How do you solve $e^x=ex$?

Question

I mean the answer is really simple. It's one but how do you solve this equation?

Answer 1

Since $e^x=e+e(x-1)+o(x-1)$ as $x \to 1$, the straight line $y=e+e(x-1)=ex$ is tangent to the graph $y=e^x$. By convexity, the exponential function is always above this tangent line, and hence $x=1$ is the only possible intersection.

Answer 2

First show that $x = 1$ is a solution, and then show that there is at most one solution. For the latter part of the proof, it helps to notice that the curves $y = e^x$ and $y = ex$ are tangent to each other at $x = 1$.

Answer 3

This is equivalent to $e^{x-1}=x$ after division by $e$. There is no algorithmic way of handling equations of this form. However, if you try a $x=1$, then you will see that $e^{1-1}-1=e^{0} - 1 = 0$.

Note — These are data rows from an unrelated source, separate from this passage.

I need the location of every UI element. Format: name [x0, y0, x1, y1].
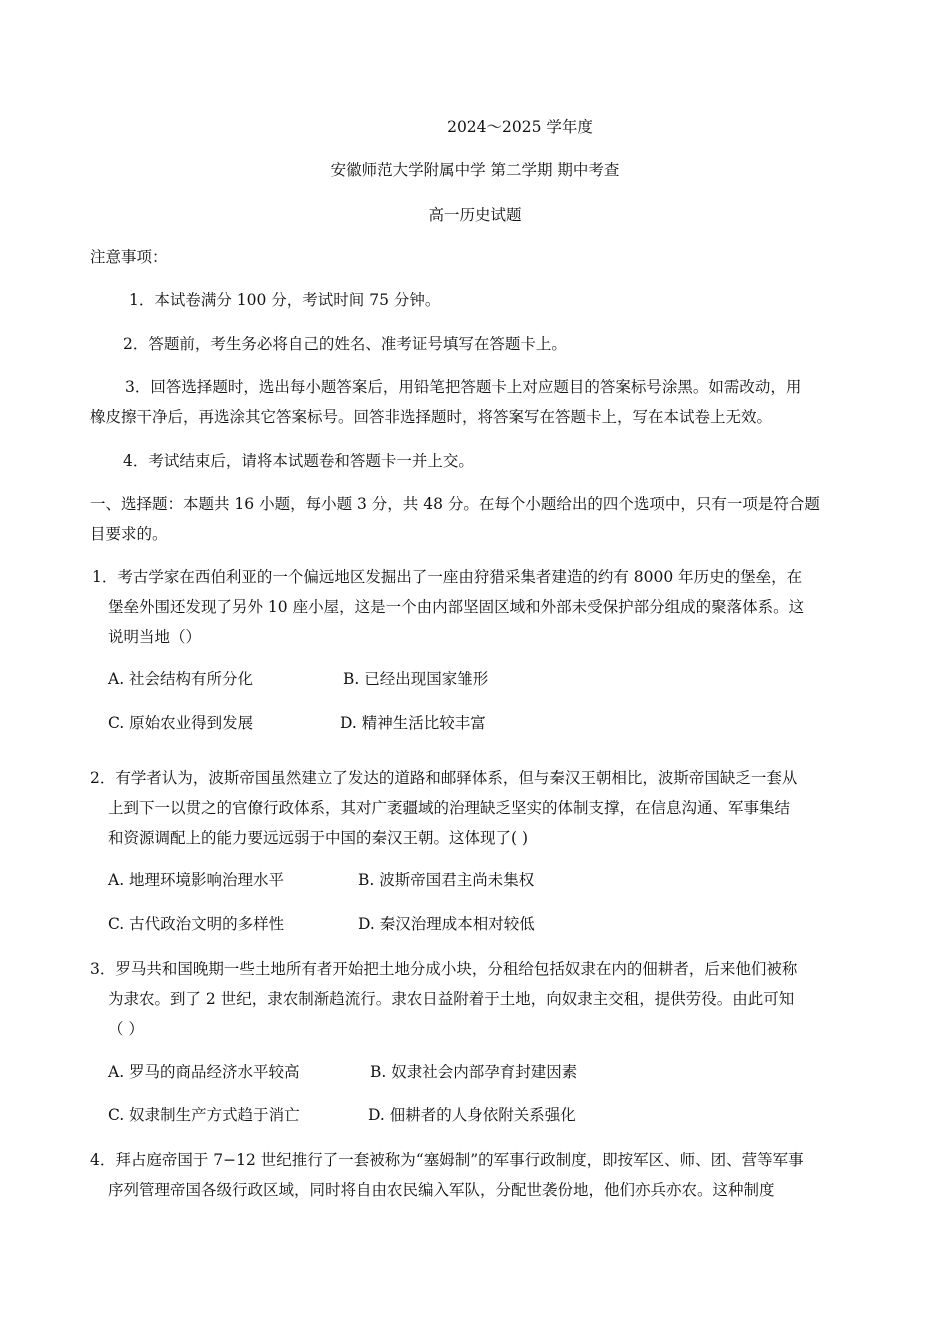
note-item: 1．本试卷满分 100 分，考试时间 75 分钟。	[129, 291, 441, 309]
note-item: 3．回答选择题时，选出每小题答案后，用铅笔把答题卡上对应题目的答案标号涂黑。如需改动，用	[125, 378, 802, 396]
question-1-text: 说明当地（）	[108, 628, 202, 646]
question-1-text: 堡垒外围还发现了另外 10 座小屋，这是一个由内部坚固区域和外部未受保护部分组成的聚落体系。这	[108, 598, 805, 616]
question-3-text: （ ）	[108, 1020, 144, 1038]
question-1-option-d: D. 精神生活比较丰富	[340, 714, 486, 732]
section-heading: 一、选择题：本题共 16 小题，每小题 3 分，共 48 分。在每个小题给出的四个选项中，只有一项是符合题	[90, 495, 820, 513]
question-2-option-d: D. 秦汉治理成本相对较低	[358, 915, 535, 933]
question-3-text: 为隶农。到了 2 世纪，隶农制渐趋流行。隶农日益附着于土地，向奴隶主交租，提供劳役。由此可知	[108, 990, 795, 1008]
question-3-option-d: D. 佃耕者的人身依附关系强化	[368, 1106, 576, 1124]
question-3-option-a: A. 罗马的商品经济水平较高	[108, 1063, 300, 1081]
question-2-text: 2．有学者认为，波斯帝国虽然建立了发达的道路和邮驿体系，但与秦汉王朝相比，波斯帝国缺乏一套从	[90, 769, 798, 787]
question-3-text: 3．罗马共和国晚期一些土地所有者开始把土地分成小块，分租给包括奴隶在内的佃耕者，后来他们被称	[90, 960, 798, 978]
question-2-option-c: C. 古代政治文明的多样性	[108, 915, 285, 933]
question-1-text: 1．考古学家在西伯利亚的一个偏远地区发掘出了一座由狩猎采集者建造的约有 8000 年历史的堡垒，在	[92, 568, 803, 586]
exam-year: 2024～2025 学年度	[447, 118, 593, 136]
question-1-option-c: C. 原始农业得到发展	[108, 714, 254, 732]
notes-title: 注意事项：	[90, 248, 168, 266]
school-title: 安徽师范大学附属中学 第二学期 期中考查	[330, 161, 620, 179]
question-3-option-c: C. 奴隶制生产方式趋于消亡	[108, 1106, 300, 1124]
question-2-option-b: B. 波斯帝国君主尚未集权	[358, 871, 535, 889]
note-item-continued: 橡皮擦干净后，再选涂其它答案标号。回答非选择题时，将答案写在答题卡上，写在本试卷上无效。	[90, 408, 773, 426]
note-item: 2．答题前，考生务必将自己的姓名、准考证号填写在答题卡上。	[123, 335, 567, 353]
section-heading-continued: 目要求的。	[90, 525, 168, 543]
question-4-text: 4．拜占庭帝国于 7−12 世纪推行了一套被称为“塞姆制”的军事行政制度，即按军区、师、团、营等军事	[90, 1151, 804, 1169]
subject-title: 高一历史试题	[428, 206, 522, 224]
question-1-option-a: A. 社会结构有所分化	[108, 670, 254, 688]
note-item: 4．考试结束后，请将本试题卷和答题卡一并上交。	[123, 452, 474, 470]
question-2-option-a: A. 地理环境影响治理水平	[108, 871, 285, 889]
question-2-text: 上到下一以贯之的官僚行政体系，其对广袤疆域的治理缺乏坚实的体制支撑，在信息沟通、军事集结	[108, 799, 791, 817]
question-4-text: 序列管理帝国各级行政区域，同时将自由农民编入军队，分配世袭份地，他们亦兵亦农。这种制度	[108, 1181, 775, 1199]
question-2-text: 和资源调配上的能力要远远弱于中国的秦汉王朝。这体现了( )	[108, 829, 529, 847]
question-1-option-b: B. 已经出现国家雏形	[343, 670, 489, 688]
question-3-option-b: B. 奴隶社会内部孕育封建因素	[370, 1063, 578, 1081]
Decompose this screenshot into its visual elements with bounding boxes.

If you would like to demonstrate that this solution is unique, then you may use some calculus. Notice that $f(x) = e^{x-1}-x$ has a strictly positive second derivative, $f''(x) = e^{x-1}$, and that $f'(x) = 0$ at $x=1$. Therefore $f$ has a unique minimum at $x=1$. Thus $f(x) = 0$ only happens when $x=1$ and that is the only solution to $e^{x-1}=x$.

Answer 4

You can see that $f(x)=e^x-ex$ has a minimum value at $x=1$ since $f'(x)=0$ has only one solution at $x=1$.